There are now 14 tenant spaces in the plaza. Three are currently available. This includes the former Radio Shack and Olympia Sports spaces plus the remainder of the former Kmart space, which is 28,414 square feet but could be subdivided into two spaces, Wright explained.
As for any potential changes at the plaza, Wright said, “Barrington Plaza is a good shopping center with a strong complement of tenants. Our goal is to fill up the remaining vacant space with complementary businesses, which will also likely involve a renovation of the façade for the space next to Marshalls.”
As for the Price Chopper, the company announced three years ago that it would rebrand its eligible stores to the more upscale Market 32. The new stores, one of which opened recently on Hubbard Avenue in Pittsfield, more resemble an outsized Whole Foods than a traditional supermarket.
The Price Chopper store in Lee was too small for conversion to a Market 32 and so it closed last year, though a spirited group is actively trying to find a replacement. There were rumors that the Great Barrington store would be closed for similar reasons, but Mona Golub, vice president for public relations and consumer services at Price Chopper, told The Edge, “We have no current plans to close any of our other 130-plus stores, in the Berkshires or elsewhere.”
The Market 32 brand is scalable, Golub explained, and her company has converted and built new Market 32s that range in size from 40,000 to 83,000 square feet. The Great Barrington Price Chopper totals 46,000 square feet and is therefore scalable.
In 2014, Golub Corporation, Price Chopper’s parent company, announced a $300 million rebranding and renovation of its properties over the next five years into Market 32. Price Chopper owns stores across the Northeast, including in New York, Connecticut and Massachusetts and has about $3.6 billion in annual sales.
According to the Great Barrington assessor’s office, for the fiscal year 2017, Kimco was the third largest taxpayer in town, behind only Big Y and National Grid. Kimco paid $152,243 per year in property taxes based on an assessed value of almost $10.5 million.
The Kmart Plaza has a checkered history, according to historian Bernard Drew, author of “Great Barrington: Great Town, Great History.” The vacant property was set to become a drive-in movie theater in 1971 when it ran into a “zoning snag.”

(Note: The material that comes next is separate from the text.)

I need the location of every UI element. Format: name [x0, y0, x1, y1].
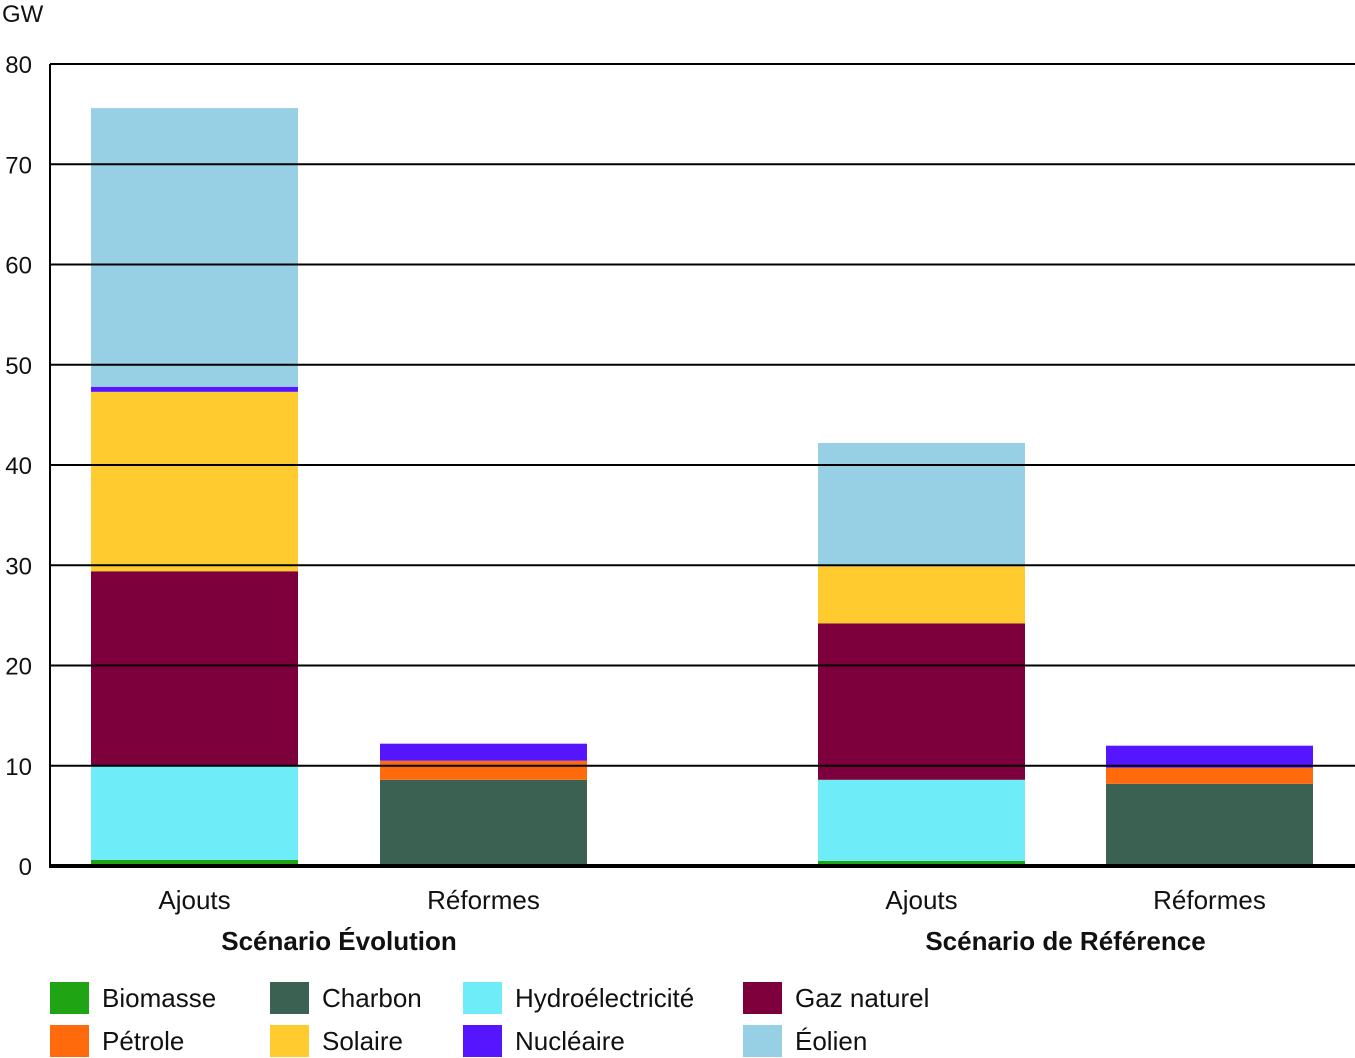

In 1972, a Providence, Rhode Island, developer was given the green light to build a shopping complex of almost 100,000 square feet with parking for 639 cars. It opened in April 1973 with a Grant City (a larger rebranded W.T. Grant’s) as its anchor in the spot where Kmart would be. A couple of years later the independent bookstore the Bookloft opened, making it the only surviving store from the early days.
Grant’s closed in 1976 and Kmart opened shortly thereafter. The Price Chopper, which had moved to its current location from next to the Kmart, expanded its footprint westward in 1996. In order to accomplish this, the roadside Robert’s Liquor Mart, a bizarre-looking A-frame structure, was demolished.